The Treasury Board Secretariat is giving departments new paths for distributing government grants and contribution programs that aim to solve existing problems. The new TBS approach, entitled generic terms and conditions, applies to all departments and agencies covered by the Treasury Board Policy on Transfer Payments.
New paths for delivering government grants and contribution programs
These are specific terms and conditions that create authorities, provisions, and exceptions in grants and contributions programs. Three specific categories have been approved, effective April 1, 2017, and will be leveraged over the course of the 5-year pilot:
- Incentive-based funding mechanisms allow organizations to pay for outcomes rather than for activities. Government, service providers, and investors will be able to work together under one outcomes-based payment model. Pre-determined performance outcomes may be negotiated before starting a project, with payments then directly linked to the achievement of these outcomes.
- Prizes/challenges are grants used to meet a significant challenge where a satisfactory solution has yet to be found. They are best used in situations where a clear objective exists, where there are many potential problem solvers, and where problem solvers are willing to bear the up-front costs and risks associated with meeting or taking on the challenge.
- Micro-funding provides low-dollar value payments (up to $1,000) to individuals or not-for-profit organizations for targeted reasons, in situations where such grants are considered low risk. This instrument can mobilize individual and small-scale community actions to achieve progress in specific policy areas (for example, reconciliation and inclusion).
Experimental methods to test different approaches
This pilot is an excellent opportunity to use experimental methods to test different approaches, successfully adopted in jurisdictions such as the US, UK, and Australia, and to determine which ones are most effective. With these insights, the Government of Canada is better able to invest in what works.
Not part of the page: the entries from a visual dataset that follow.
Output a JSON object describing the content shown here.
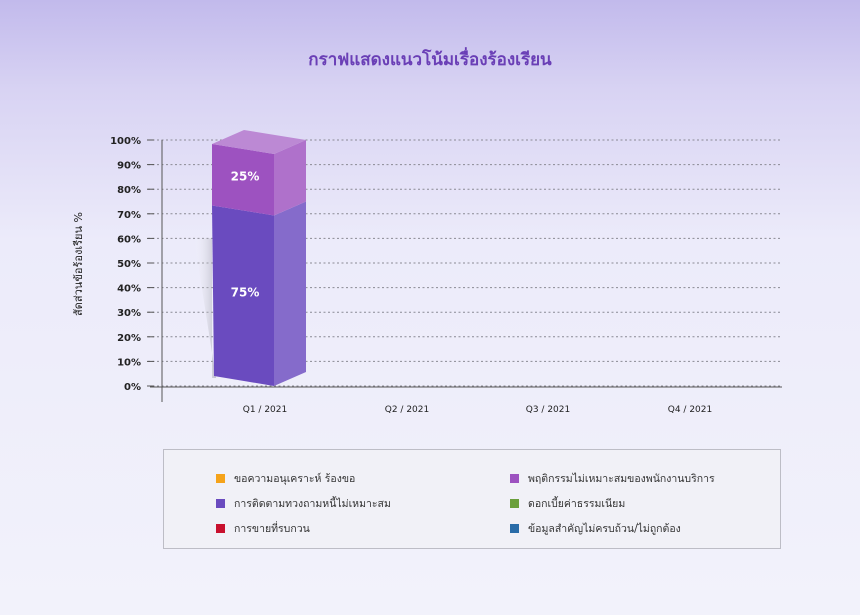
{
  "chart_data": {
    "type": "bar",
    "stacked": true,
    "three_d": true,
    "title": "กราฟแสดงแนวโน้มเรื่องร้องเรียน",
    "ylabel": "สัดส่วนข้อร้องเรียน %",
    "xlabel": "",
    "categories": [
      "Q1 / 2021",
      "Q2 / 2021",
      "Q3 / 2021",
      "Q4 / 2021"
    ],
    "ylim": [
      0,
      100
    ],
    "yticks": [
      "0%",
      "10%",
      "20%",
      "30%",
      "40%",
      "50%",
      "60%",
      "70%",
      "80%",
      "90%",
      "100%"
    ],
    "grid": true,
    "series": [
      {
        "name": "ขอความอนุเคราะห์ ร้องขอ",
        "values": [
          0,
          0,
          0,
          0
        ],
        "color": "#f5a31a"
      },
      {
        "name": "การติดตามทวงถามหนี้ไม่เหมาะสม",
        "values": [
          75,
          0,
          0,
          0
        ],
        "color": "#6a4bbf",
        "labels": [
          "75%",
          "",
          "",
          ""
        ]
      },
      {
        "name": "การขายที่รบกวน",
        "values": [
          0,
          0,
          0,
          0
        ],
        "color": "#c8102e"
      },
      {
        "name": "พฤติกรรมไม่เหมาะสมของพนักงานบริการ",
        "values": [
          25,
          0,
          0,
          0
        ],
        "color": "#9d52c0",
        "labels": [
          "25%",
          "",
          "",
          ""
        ]
      },
      {
        "name": "ดอกเบี้ยค่าธรรมเนียม",
        "values": [
          0,
          0,
          0,
          0
        ],
        "color": "#6a9f3b"
      },
      {
        "name": "ข้อมูลสำคัญไม่ครบถ้วน/ไม่ถูกต้อง",
        "values": [
          0,
          0,
          0,
          0
        ],
        "color": "#2a6ca8"
      }
    ],
    "legend_position": "bottom"
  },
  "legend": {
    "items": [
      {
        "label": "ขอความอนุเคราะห์ ร้องขอ",
        "color": "#f5a31a"
      },
      {
        "label": "พฤติกรรมไม่เหมาะสมของพนักงานบริการ",
        "color": "#9d52c0"
      },
      {
        "label": "การติดตามทวงถามหนี้ไม่เหมาะสม",
        "color": "#6a4bbf"
      },
      {
        "label": "ดอกเบี้ยค่าธรรมเนียม",
        "color": "#6a9f3b"
      },
      {
        "label": "การขายที่รบกวน",
        "color": "#c8102e"
      },
      {
        "label": "ข้อมูลสำคัญไม่ครบถ้วน/ไม่ถูกต้อง",
        "color": "#2a6ca8"
      }
    ]
  }
}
These tools will help the Government of Canada make the transition from funding based on tasks and activities to funding based on the achievement of concrete goals. It is fundamentally about evidence-based decision making and generating better value for money.
The introduction of generic terms and conditions, terminology aside, has the potential to create real benefits for Canadians, and to do so faster and more effectively than has been the case to date.